This article talks about master’s degree programs in educational psychology and their educational requirements, coursework, job and wage outlook, and continuing education and certification choices.
Master’s Programs in Educational Psychology
The pursuit of a professional Master of Arts (M.A.) in School Psychology followed by an Education Specialist degree would benefit individuals keen on earning a master’s degree in educational psychology. A Master of Arts (M.A.) in Educational Psychology degree combined with an advanced certificate may be available at some schools. Admission criteria typically require incoming students to hold bachelor’s degrees and to have completed some prerequisite psychology courses.
Program coursework combines mental health therapy and assessment with training in child development. Students gain a grasp of education and learn about working with student populations and communicating with teachers and parents. Skills in intervention and prevention techniques are in the program to teach prospective educational psychologists. Varying by the school, concentrations may be available in behavioral disorders and special education, among other areas. Qualified and experienced program graduates can seek professional certification such as the Nationally Certified School Psychologist credential.

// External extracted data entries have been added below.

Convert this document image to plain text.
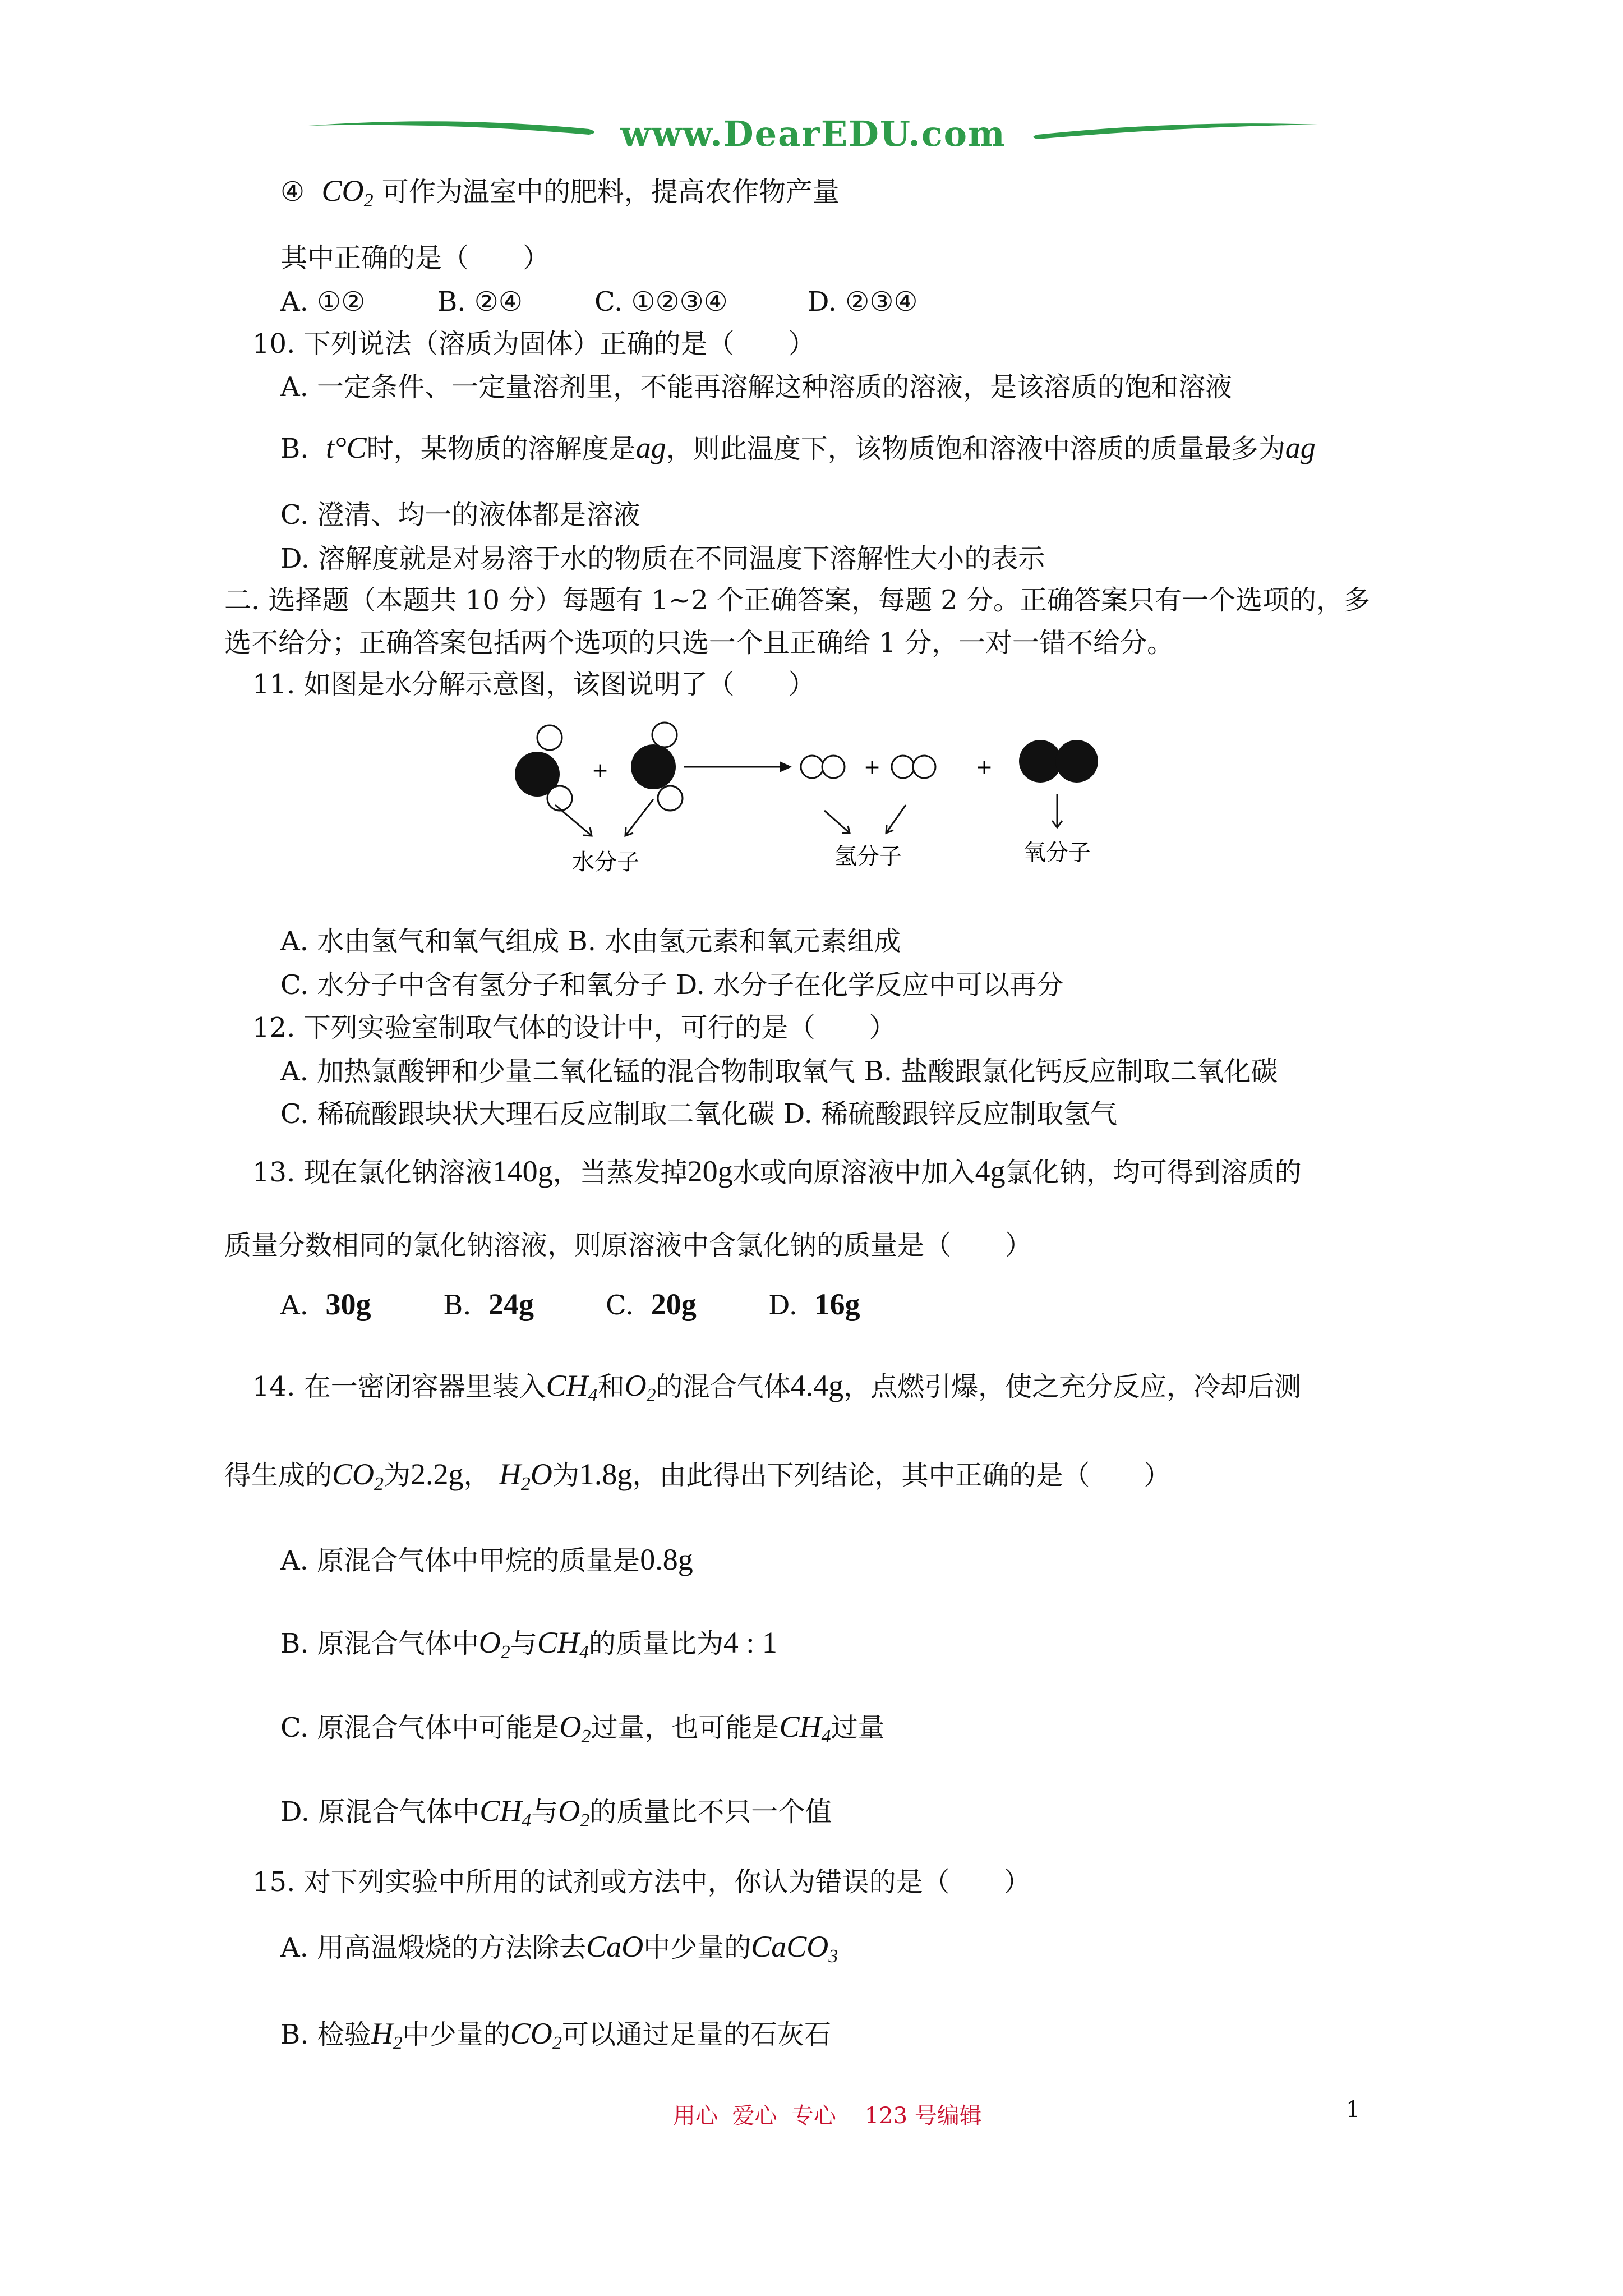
www.DearEDU.com
④ $CO_2$ 可作为温室中的肥料，提高农作物产量
其中正确的是（　　）
A. ①②	B. ②④	C. ①②③④	D. ②③④
10. 下列说法（溶质为固体）正确的是（　　）
A. 一定条件、一定量溶剂里，不能再溶解这种溶质的溶液，是该溶质的饱和溶液
B. t°C时，某物质的溶解度是ag，则此温度下，该物质饱和溶液中溶质的质量最多为ag
C. 澄清、均一的液体都是溶液
D. 溶解度就是对易溶于水的物质在不同温度下溶解性大小的表示
二. 选择题（本题共 10 分）每题有 1~2 个正确答案，每题 2 分。正确答案只有一个选项的，多
选不给分；正确答案包括两个选项的只选一个且正确给 1 分，一对一错不给分。
11. 如图是水分解示意图，该图说明了（　　）
+	+	+
水分子	氢分子	氧分子
A. 水由氢气和氧气组成 B. 水由氢元素和氧元素组成
C. 水分子中含有氢分子和氧分子 D. 水分子在化学反应中可以再分
12. 下列实验室制取气体的设计中，可行的是（　　）
A. 加热氯酸钾和少量二氧化锰的混合物制取氧气 B. 盐酸跟氯化钙反应制取二氧化碳
C. 稀硫酸跟块状大理石反应制取二氧化碳 D. 稀硫酸跟锌反应制取氢气
13. 现在氯化钠溶液140g，当蒸发掉20g水或向原溶液中加入4g氯化钠，均可得到溶质的
质量分数相同的氯化钠溶液，则原溶液中含氯化钠的质量是（　　）
A. 30g	B. 24g	C. 20g	D. 16g
14. 在一密闭容器里装入$CH_4$和$O_2$的混合气体4.4g，点燃引爆，使之充分反应，冷却后测
得生成的$CO_2$为2.2g， $H_2O$为1.8g，由此得出下列结论，其中正确的是（　　）
A. 原混合气体中甲烷的质量是0.8g
B. 原混合气体中$O_2$与$CH_4$的质量比为4 : 1
C. 原混合气体中可能是$O_2$过量，也可能是$CH_4$过量
D. 原混合气体中$CH_4$与$O_2$的质量比不只一个值
15. 对下列实验中所用的试剂或方法中，你认为错误的是（　　）
A. 用高温煅烧的方法除去CaO中少量的CaCO$_3$
B. 检验$H_2$中少量的$CO_2$可以通过足量的石灰石
用心  爱心  专心    123 号编辑	1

Admission criteria typically require incoming students to hold a bachelor’s degree, preferably meeting a GPA standard of 3.0. Additionally, applicants may have to have completed prerequisite courses in general psychology, statistics, child development and abnormal psychology. They must also usually submit personal statements, recommendation letters, and Graduate Record Examination (GRE) scores and attend a personal interview.
Students enrolled in a master’s degree program in educational psychology accredited by the National Association of School Psychologists are required to complete 1,200 hours of practical training and 60 credit hours. Core coursework may cover topic areas such as:
•Personality and intelligence evaluations
•Educational psychology research methods
•Motivation and learning theories
•Diverse population counseling
Job and Wage Outlook
All psychologists are expected to experience a faster-than-average 19% job growth, over the 2012 – 2022 decade (U.S. Bureau of Labor Statistics). In 2014, school, clinical and school psychologists brought in an average annual wage of $74,030 (BLS).
Continuing Education and Certification Choices
Graduates of master’s programs in educational psychology may look into doctoral degrees in the field. School psychologist careers require state licensure; specific requirements vary by state. In order to keep licenses current, students will need continuing education courses. School psychologists who pass the appropriate exams and meet organizational requirements can obtain the Nationally Certified School Psychologist credential through the National Association of School Psychologists.